Finalmente, (santa) Alicia, la funcionaria que Zeus (español) envió a nuestra embajada para asesorarnos a los expatriados sobre los matices de la ley chilena, decidió ir de paseo a la oficina local con Rosa y Darling para ver qué pasaba con las cotizaciones sociales. Y desde allí me llamó para echarme la bronca: porque resulta que llevo un año haciendo todo mal. Yo tenía que haber pagado un plus al sueldo todos los meses y luego declararlo en Previred. Por eso Rosa era acreedora mía de las cargas familiares de 10 meses, y el Estado chileno estaba esperando que yo declarara haberlas pagado para reembolsarlas, por lo que Previred tenía un saldo favorable para mí. Mientras (santa) Alicia me echaba la bronca, yo prácticamente podia oir a Rosa cuchichear con Darling, yo se lo he dicho muchas veces, pero estos españoles no escuchan…

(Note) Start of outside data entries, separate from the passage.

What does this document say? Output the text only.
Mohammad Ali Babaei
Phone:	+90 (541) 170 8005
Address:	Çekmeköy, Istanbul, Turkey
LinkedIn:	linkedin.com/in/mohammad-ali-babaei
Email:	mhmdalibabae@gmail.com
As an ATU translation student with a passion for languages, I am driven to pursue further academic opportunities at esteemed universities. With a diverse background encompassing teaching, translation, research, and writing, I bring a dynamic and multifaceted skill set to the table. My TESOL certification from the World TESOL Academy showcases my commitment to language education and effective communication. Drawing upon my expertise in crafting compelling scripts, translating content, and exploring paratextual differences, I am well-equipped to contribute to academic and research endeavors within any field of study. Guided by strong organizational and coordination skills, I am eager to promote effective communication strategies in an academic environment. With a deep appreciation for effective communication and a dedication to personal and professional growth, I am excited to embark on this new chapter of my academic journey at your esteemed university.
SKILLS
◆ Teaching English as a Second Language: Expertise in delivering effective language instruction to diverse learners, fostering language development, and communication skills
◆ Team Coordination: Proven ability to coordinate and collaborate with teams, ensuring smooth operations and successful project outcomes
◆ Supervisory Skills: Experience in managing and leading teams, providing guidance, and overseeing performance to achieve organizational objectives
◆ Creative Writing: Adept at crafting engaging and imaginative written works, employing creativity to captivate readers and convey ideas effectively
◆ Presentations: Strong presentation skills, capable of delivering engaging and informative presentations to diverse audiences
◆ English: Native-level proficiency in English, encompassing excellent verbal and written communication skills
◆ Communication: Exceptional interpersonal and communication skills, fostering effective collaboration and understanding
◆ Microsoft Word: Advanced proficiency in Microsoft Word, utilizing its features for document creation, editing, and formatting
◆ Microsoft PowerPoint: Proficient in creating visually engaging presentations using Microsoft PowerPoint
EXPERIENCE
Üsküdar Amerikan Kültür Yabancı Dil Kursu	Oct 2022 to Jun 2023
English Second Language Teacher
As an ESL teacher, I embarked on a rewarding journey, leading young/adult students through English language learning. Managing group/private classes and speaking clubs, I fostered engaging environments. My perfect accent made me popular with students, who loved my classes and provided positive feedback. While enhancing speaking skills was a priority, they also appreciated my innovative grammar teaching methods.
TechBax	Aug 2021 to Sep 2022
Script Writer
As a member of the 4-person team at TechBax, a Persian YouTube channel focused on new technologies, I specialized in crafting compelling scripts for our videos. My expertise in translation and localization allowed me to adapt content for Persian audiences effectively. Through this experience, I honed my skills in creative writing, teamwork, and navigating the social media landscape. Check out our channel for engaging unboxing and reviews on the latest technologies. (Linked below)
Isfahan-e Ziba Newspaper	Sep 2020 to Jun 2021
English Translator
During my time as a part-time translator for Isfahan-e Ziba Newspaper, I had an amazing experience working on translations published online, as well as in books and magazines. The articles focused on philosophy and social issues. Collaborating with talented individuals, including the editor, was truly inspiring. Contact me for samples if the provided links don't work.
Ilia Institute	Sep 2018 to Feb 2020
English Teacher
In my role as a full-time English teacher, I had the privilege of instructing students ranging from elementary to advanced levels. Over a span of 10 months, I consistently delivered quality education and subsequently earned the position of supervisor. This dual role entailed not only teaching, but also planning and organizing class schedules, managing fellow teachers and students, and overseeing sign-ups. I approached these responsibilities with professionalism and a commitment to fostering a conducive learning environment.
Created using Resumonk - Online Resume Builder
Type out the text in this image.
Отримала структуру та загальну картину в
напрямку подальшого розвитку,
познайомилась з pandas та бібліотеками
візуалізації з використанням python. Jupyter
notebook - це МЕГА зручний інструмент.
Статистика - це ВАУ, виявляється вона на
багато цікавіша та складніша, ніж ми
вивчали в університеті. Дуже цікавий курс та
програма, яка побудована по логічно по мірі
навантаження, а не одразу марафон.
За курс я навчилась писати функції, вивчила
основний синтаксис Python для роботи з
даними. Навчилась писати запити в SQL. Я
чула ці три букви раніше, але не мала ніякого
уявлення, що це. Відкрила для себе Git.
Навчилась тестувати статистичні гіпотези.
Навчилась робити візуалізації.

Al día siguiente, con dos botes de miel delicatessen y un cheque con las cargas atrasadas, más un aguinaldo en concepto de Subnormalidad Hispana en Semana de la Chilenidad, me disculpé con Rosa. Ella fue magnánima en su victoria, y me dijo que siempre había sabido que yo acabaría dándome cuenta del error, que entonces cobraría toda las cargas juntas, y que llevaba tiempo ilusionada con la cantidad de plata que iba a recibir de una vez… y luego se puso a parlotear contenta como una loca, porque se lo había pasado genial en su paseo con Alicia y Darling, de esta última se había hecho amiguita, estaba muy feliz de tener una amiga en el barrio, y empezó a contarme cotilleos de Juancho… a saber los chismes míos que Darling le estará contando a David… y yo mientras tanto haciéndome las tostadas (porque Rosa no puede trabajar y hablar al mismo tiempo) y suspirando. No por el dinero que le acababa de cascar, que el Estado chileno me va a reembolsar en algún momento, en definitiva (no así el aguinaldo de Subnormalidad Hispana en Semana de la Chilenidad, ese lo sufrago yo solita). Sino porque la puñetera tenía razón y yo me había equivocado.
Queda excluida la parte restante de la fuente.